- Classification: MA15+
- Directed by Ridley Scott
- Starring Noomi Rapace, Logan Marshall-Green, Michael Fassbender, Charlize Theron, Idris Elba & Guy Pearce
- Runtime 124 minutes
SO is Ridley Scott (American Gangster, Black Hawk Down, Gladiator, Thelma & Louise, Blade Runner) loosing his touch? Only time will tell but at 75, how much time has he really got left? As a prequel to his 1979 movie Alien, Prometheus is unimaginative, lacks suspense, excitement, character development and a better script would have helped. While the visuals and special effects are brilliant, but aren’t the always these days, technology in the rights hand helps. And will be enough to get its target audience into cinemas to watch it, but those outside its audience of teenagers to the possibly mid 30 something’s, will find it too long and a bit of a bore.
Written by Jon Spaihts (The Darkest Hour) and Damon Lindelof (Cowboys and Aliens), two second time screenplay writers, like their previous work, this is unfortunately overloaded with clichés. Directed by Ridley Scott, who goes back to the future, by returning to the past. While he had the benefit of a fine cast, the script and the storyline never seems to take us far away from earth, when we are supposed to be in the outer universe on another planet which even has an oxygen based atmosphere.

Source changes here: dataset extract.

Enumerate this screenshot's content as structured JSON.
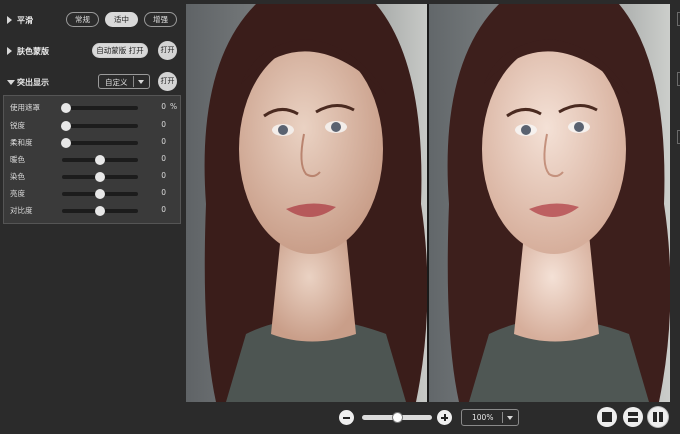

When Dr Elizabeth Shaw (Noomi Rapace) and her colleague Charlie Holloway (Logan Marshall-Green) make an interesting discovery. After studying many early cave paintings and artistic works of ancient civilisations, they find that they contain similar imprints. Concluding that these imprints are a message about the creation of human beings on earth. Financed by Peter Weyland (Guy Pearce) an ageing billionaire, a team of scientists are dispatched in investigate Alien life forms in the universe.
Boarding the spaceship Prometheus under the command of Janek (Idris Elba), his number two Meredith Vickers (Charlize Theron) and Peter Weyland’s son David (Michael Fassbender) who for some reason is immortal, the mission heads into the universe. Landing on a remote planet the scientists lead by Dr Shaw soon find themselves in what looks like an underground railway tunnel, which takes them into a cavernous chamber with signs of an ancient civilisation. When the infertile Dr Shaw become pregnant after being intimate with Charlie Holloway, what is she carrying? Later when they find themselves stranded in an Alien world, they start to loose control, and the Alien world takes action to counteract their intrusion. As they struggle to survive it becomes clear that the horrors they experience are not just a threat to themselves, but to all of mankind.
Prometheus is in cinemas June 7
The Movie Hound’s Picks
- The Duel [M] (Four Stars – in cinemas June 7)
This adaptation of Anton Chekov’s play is set in summer in a seaside resort in the Caucasus where the wealthy holiday. The lazy good for nothing Laevsky (Andrew Scott) lives with his mistress, Nadya (Fiona Glascott) the wife of a wealthy man. Laevsky convinced Nadya to leave her husband for him, but he now wants to abandon her, having learnt of her husband’s death. He doesn’t want to take on the responsibility of marrying her now she’s no longer has the money to keep him in the manner he’s become accustomed too. Visually beautiful, great photography, fine acting, delicious Chekhovian dialogue and gorgeously rich production design, make this a pleasurable and stimulating event.
- Men in Black III (3-D) (Three and a Half Stars – in cinemas now)
Agent J (Will Smith) travels back in time to MIB’s early years in the 1960s, to stop an alien from assassinating his friend Agent K (Tommy Lee Jones) and changing history. Director Barry Sonnenfeld perfectly captures a real understanding of MIB, a movie which never takes itself too serious by injecting into it doses with ironic humour, memories of the 1960s and a sense of fun. A great performance by Josh Brolin as a younger agent K.
- What to Expect When You’re Expecting (Two Stars – in cinemas now)
A look at love through the eyes of five couples who know each other experience the joys, problems and surprises of pregnancy. All coming to understand the truth that no matter what you plan for, life doesn’t always deliver what’s expected. This is very much a women’s movie, so I am in no position to really comment on it. Other than to say, just gathering a clutch of Hollywood’s well known female stars does not make a movie, especially about pregnancy. Well some might like this, but most will find if a failed attempt to make a humorous romantic comedy.